Lawrence plays Dominika who in the opening moments is living out her dream as the prima ballerina of the Bolshoi Theatre. It’s a coveted position she has fought and bled for, but it only takes a shriek and a broken leg and her future in ballet is kaput. Once special, now forgotten, she reverts to a life caring for her ill mother, whose health care Dominika now fears she won’t be able to sustain. Her uncle in the secret service (Matthias Schoenaerts) believes he has an answer, though his niece won’t like it.

With her ballet experience Dominika presents as an ideal candidate for the Sparrow School, a government training facility not for the faint-hearted or the remotely sane. Its recruits are schooled in the arts of manipulation, seduction and oh so much sadism, and Dominika is a natural. A rookie maybe, but it isn’t long before she has ticked all the boxes for her uncle to send her on the mission he had in mind. The target is a US agent called Nate Nash (Joel Edgerton). The prize is the identity of the mole inside the Russian intelligence services.Red Sparrow poster

Red Sparrow promises big on mood and intrigue but rarely delivers enough substance to justify the horror we are subjected to in the process. It’s a dazzling production to look at, spare in palate but striking in its contrasts, from the garish grandeur of Russian halls of power to the gloom of an Eastern European winter. Even so, rarely does Jennifer Lawrence look at home, and you’d be forgiven for thinking her part had been purposely underwritten to avoid her having to demonstrate a faux Russian accent for more than a few words at a time. This is not a small flaw.

It is a brave role in some respects. Certainly we have never seen as much of Lawrence on screen in a physical sense, but a revealing performance it isn’t. In fact it is by far her most shallow to date – cold, distant and a far cry from the bold, simmering performances that brought her to the limelight. It seems unfair to single out Lawrence – Vanessa Redgrave, Jeremy Irons and Ciaran Hinds are all equally as unconvincing and two-dimensional – though the lack of nuance in the supporting ensemble places an awful lot of pressure on Jennifer’s ability to appear mysterious.
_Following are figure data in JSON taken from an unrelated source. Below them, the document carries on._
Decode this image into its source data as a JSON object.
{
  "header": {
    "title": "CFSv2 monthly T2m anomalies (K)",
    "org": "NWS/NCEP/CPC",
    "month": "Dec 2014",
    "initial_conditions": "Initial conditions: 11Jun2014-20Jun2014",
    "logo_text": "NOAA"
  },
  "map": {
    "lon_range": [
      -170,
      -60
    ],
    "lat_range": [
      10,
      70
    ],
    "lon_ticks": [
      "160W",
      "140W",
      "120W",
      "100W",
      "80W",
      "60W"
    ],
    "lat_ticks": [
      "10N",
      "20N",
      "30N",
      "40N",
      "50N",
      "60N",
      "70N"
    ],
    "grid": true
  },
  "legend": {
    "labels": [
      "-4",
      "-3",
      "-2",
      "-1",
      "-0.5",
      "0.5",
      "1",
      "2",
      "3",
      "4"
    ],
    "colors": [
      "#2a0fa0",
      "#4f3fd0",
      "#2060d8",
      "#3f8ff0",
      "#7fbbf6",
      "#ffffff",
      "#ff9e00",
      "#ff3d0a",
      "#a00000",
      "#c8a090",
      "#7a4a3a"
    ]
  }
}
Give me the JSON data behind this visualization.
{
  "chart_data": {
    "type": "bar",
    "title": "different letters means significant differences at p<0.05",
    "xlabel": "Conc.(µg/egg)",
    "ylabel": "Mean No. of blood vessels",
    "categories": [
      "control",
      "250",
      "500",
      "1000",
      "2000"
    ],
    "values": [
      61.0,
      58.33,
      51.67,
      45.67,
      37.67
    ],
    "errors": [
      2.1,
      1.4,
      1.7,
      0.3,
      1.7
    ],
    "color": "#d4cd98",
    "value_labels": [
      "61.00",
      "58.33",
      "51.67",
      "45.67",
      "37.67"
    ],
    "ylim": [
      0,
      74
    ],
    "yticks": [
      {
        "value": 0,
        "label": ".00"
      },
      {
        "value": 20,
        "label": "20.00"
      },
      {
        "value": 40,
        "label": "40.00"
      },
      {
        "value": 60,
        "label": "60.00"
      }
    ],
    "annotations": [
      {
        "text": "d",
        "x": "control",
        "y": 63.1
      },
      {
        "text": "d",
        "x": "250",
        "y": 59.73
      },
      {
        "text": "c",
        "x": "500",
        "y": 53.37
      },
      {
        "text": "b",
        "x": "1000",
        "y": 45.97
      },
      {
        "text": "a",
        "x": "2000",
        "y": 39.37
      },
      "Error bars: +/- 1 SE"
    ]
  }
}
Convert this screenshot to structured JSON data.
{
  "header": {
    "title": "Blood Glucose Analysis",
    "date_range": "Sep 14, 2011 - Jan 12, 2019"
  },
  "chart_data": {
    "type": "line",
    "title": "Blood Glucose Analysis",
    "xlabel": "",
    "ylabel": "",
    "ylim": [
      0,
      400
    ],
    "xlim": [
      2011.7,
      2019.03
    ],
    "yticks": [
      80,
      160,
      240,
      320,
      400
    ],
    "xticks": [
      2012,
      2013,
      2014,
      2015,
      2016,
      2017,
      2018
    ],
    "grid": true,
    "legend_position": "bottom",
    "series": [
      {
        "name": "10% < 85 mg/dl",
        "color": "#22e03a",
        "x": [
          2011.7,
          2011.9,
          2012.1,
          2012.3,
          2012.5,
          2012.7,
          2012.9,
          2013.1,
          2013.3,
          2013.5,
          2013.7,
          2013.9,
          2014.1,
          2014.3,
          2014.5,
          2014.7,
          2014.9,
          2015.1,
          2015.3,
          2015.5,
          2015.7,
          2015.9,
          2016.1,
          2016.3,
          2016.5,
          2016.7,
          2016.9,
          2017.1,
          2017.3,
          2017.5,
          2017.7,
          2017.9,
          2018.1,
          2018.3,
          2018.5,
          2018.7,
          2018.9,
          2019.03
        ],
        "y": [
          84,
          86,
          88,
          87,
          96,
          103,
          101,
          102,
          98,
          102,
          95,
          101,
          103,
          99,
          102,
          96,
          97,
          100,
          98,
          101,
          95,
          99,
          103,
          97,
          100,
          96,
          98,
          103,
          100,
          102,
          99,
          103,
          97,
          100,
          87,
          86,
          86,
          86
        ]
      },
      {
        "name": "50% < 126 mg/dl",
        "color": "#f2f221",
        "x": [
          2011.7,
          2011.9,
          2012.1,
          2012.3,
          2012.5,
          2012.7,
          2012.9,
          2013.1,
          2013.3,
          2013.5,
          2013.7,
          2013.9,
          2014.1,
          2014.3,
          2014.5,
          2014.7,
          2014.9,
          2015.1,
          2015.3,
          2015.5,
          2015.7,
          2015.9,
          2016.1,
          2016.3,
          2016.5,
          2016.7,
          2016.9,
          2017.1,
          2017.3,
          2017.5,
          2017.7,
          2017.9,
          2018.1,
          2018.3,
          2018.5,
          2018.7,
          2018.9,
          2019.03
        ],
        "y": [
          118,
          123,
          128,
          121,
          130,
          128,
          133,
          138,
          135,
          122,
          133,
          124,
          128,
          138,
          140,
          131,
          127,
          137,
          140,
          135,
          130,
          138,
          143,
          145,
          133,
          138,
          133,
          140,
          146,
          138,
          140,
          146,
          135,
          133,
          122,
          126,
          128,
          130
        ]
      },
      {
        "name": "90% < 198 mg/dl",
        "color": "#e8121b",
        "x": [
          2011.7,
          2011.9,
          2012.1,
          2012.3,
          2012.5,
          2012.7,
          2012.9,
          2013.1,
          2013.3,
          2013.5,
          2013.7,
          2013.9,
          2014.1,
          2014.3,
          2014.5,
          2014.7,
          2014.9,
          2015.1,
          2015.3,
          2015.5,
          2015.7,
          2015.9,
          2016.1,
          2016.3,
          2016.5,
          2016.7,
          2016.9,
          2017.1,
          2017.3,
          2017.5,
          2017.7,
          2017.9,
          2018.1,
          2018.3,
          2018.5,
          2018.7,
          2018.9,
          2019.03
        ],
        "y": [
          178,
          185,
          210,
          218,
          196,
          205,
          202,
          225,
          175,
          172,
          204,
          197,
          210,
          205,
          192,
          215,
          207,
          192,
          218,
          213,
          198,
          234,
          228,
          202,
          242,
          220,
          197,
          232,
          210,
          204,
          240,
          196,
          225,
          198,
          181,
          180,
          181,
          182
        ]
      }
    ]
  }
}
This is not an easy illusion to maintain when you’ve cast the world’s most high-profile actress.

Such details should be minimal, but they do add a comical element to the seriousness that is implied in this uneven effort from writer Justin Haythe, something he offsets in a rather brutal manner. Where emotional engagement might help to raise the stakes for the audience, Haythe substitutes gratuitous torture for character development. Displayed in various forms, both psychological and physical, these methods are certainly instructive and convincing (I’d certainly never heard of a dermatome until now), but such scenes add nothing and are ultimately overblown. 

You can see what they’re trying to do, stripping espionage of its gadgets back to an all-encompassing game of psychological manipulation. By building up Dominika’s pain threshold through systematic debasement, writer and director seek to bring maturity to a traditionally sensationalised genre and create a vengeful motivation for their heroine that is both genuine and deserved. Granted, credit is due to Haythe for crafting a surprisingly satisfying resolution, but this does not make what precedes it daring filmmaking. It’s exhibitionist and draws straight from the textbook of torture porn and it derails Red Sparrow’s ambitions.

Red Sparrow is in cinemas from 1st March through 20th Century Fox.